The long standing legal battle dates back to a discrimination case when four plaintiffs said they were denied membership in the Hartford lodge because of their gender.
The Elks Club lost a 2005 trial and were ordered to pay the women $7,401 in punitive and compensatory damages, and $7,200 to the Vermont Human Rights Commission, which had also sued the Elks, in statutory penalties, according to court documents.
The Elks later appealed the verdict but that appeal was denied in 2008.
Elks members meet at the lodge on Route 14, which has a bar and function hall.
On Wednesday afternoon, the hall remained dimly lit and only faint voices could be heard from the entryway.
Burlington attorney Ted Hobson, the women’s attorney, said although the move to foreclose on the property is a legal proceeding, it could be looked at as a move by Daniels to protect the Elks’ meeting space.
The building and accompanying parking lot sit on 1.6 acres and are assessed at $612,000. Town officials said property taxes are current. Court documents show Daniels paid more than $82,000 in property taxes and interest.

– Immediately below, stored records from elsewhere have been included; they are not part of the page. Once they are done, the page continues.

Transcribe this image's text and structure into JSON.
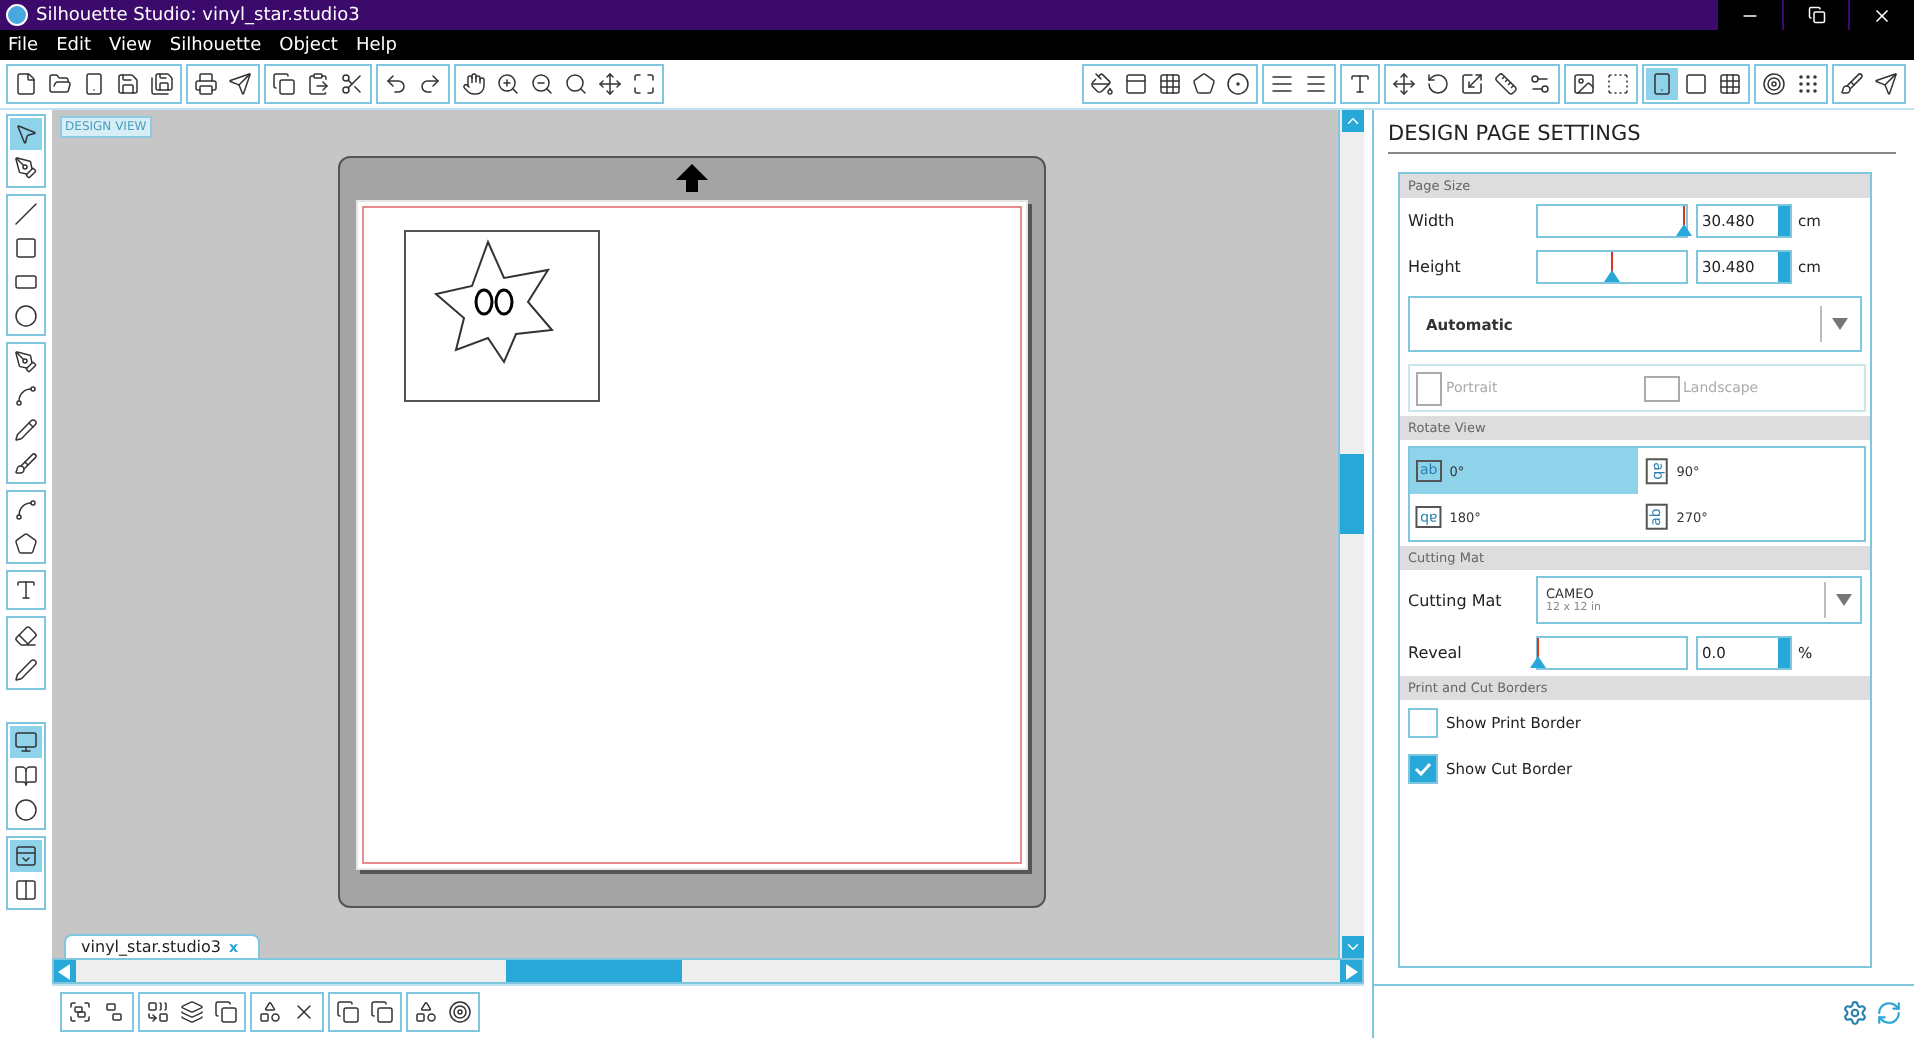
{
  "window": {
    "title": "Silhouette Studio: vinyl_star.studio3"
  },
  "menu": [
    "File",
    "Edit",
    "View",
    "Silhouette",
    "Object",
    "Help"
  ],
  "canvas": {
    "view_label": "DESIGN VIEW",
    "document_tab": "vinyl_star.studio3",
    "tab_close": "x"
  },
  "panel": {
    "title": "DESIGN PAGE SETTINGS",
    "page_size": {
      "heading": "Page Size",
      "fields": [
        {
          "label": "Width",
          "level": 0.98,
          "value": "30.480",
          "unit": "cm"
        },
        {
          "label": "Height",
          "level": 0.5,
          "value": "30.480",
          "unit": "cm"
        }
      ],
      "preset": "Automatic",
      "orientations": [
        {
          "label": "Portrait",
          "disabled": true
        },
        {
          "label": "Landscape",
          "disabled": true
        }
      ]
    },
    "rotate_view": {
      "heading": "Rotate View",
      "options": [
        {
          "label": "0°",
          "glyph": "ab",
          "kind": "upright",
          "selected": true
        },
        {
          "label": "90°",
          "glyph": "ab",
          "kind": "right",
          "selected": false
        },
        {
          "label": "180°",
          "glyph": "ab",
          "kind": "inverted",
          "selected": false
        },
        {
          "label": "270°",
          "glyph": "ab",
          "kind": "left",
          "selected": false
        }
      ]
    },
    "cutting_mat": {
      "heading": "Cutting Mat",
      "label": "Cutting Mat",
      "mat": "CAMEO",
      "mat_size": "12 x 12 in",
      "reveal": {
        "label": "Reveal",
        "level": 0,
        "value": "0.0",
        "unit": "%"
      }
    },
    "borders": {
      "heading": "Print and Cut Borders",
      "options": [
        {
          "label": "Show Print Border",
          "checked": false
        },
        {
          "label": "Show Cut Border",
          "checked": true
        }
      ]
    }
  }
}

“No one is going to pay $1 million for it,” Hobson said in a phone interview Thursday, pointing to the assessed value.
Burke, Daniels’ lawyer, said whether the property sells at auction later this week is dependent on the bids. He said Daniels has a “substantial investment” in the property now and will wait to see what kind of bids are entered.
The question of whether the women and lawyers, who have yet to be paid from the discrimination case, would receive any money also depends on the bids.
“If a successful bidder pays enough that Mr. Daniels is made whole as the first lien holder then any surplus would go down (the line)” and pay the others, he said, adding if the property isn’t sold “he (Daniels) would be the bidder and end up with the property and decide what he wants to do with it.”
Hobson said that as a result of a state Supreme Court ruling in the case, if the sale doesn’t garner enough money to pay the women what they are owed, as well as legal expenses, certain members of the Elks Club could be liable for the payments because the lodge wasn’t incorporated when the discrimination took place.
Hobson said he thinks the Elks Club “are doing just fine” financially from the money generated from its bar and lottery-like “break open” ticket sales.
Attorney Norman Watts, who represented the Elks Club during the discrimination case but later obtained a judgment against the club for nonpayment of attorney’s fees, agreed.
“The lodge, it’s not poverty stricken, it’s quite rich,” Watts said.
“It doesn’t do banking, everything is in cash,” he added.
Watts said the number of Elks Club members has been dwindling since the case and has dropped down to just a few hundred members from more than a thousand.
Messages left for Richard Blodgett, the lodge’s exalted ruler, were not returned.
The public auction will take place on Friday, at 11 a.m. at the lodge on the corner of Main and Elk streets in Hartford Village.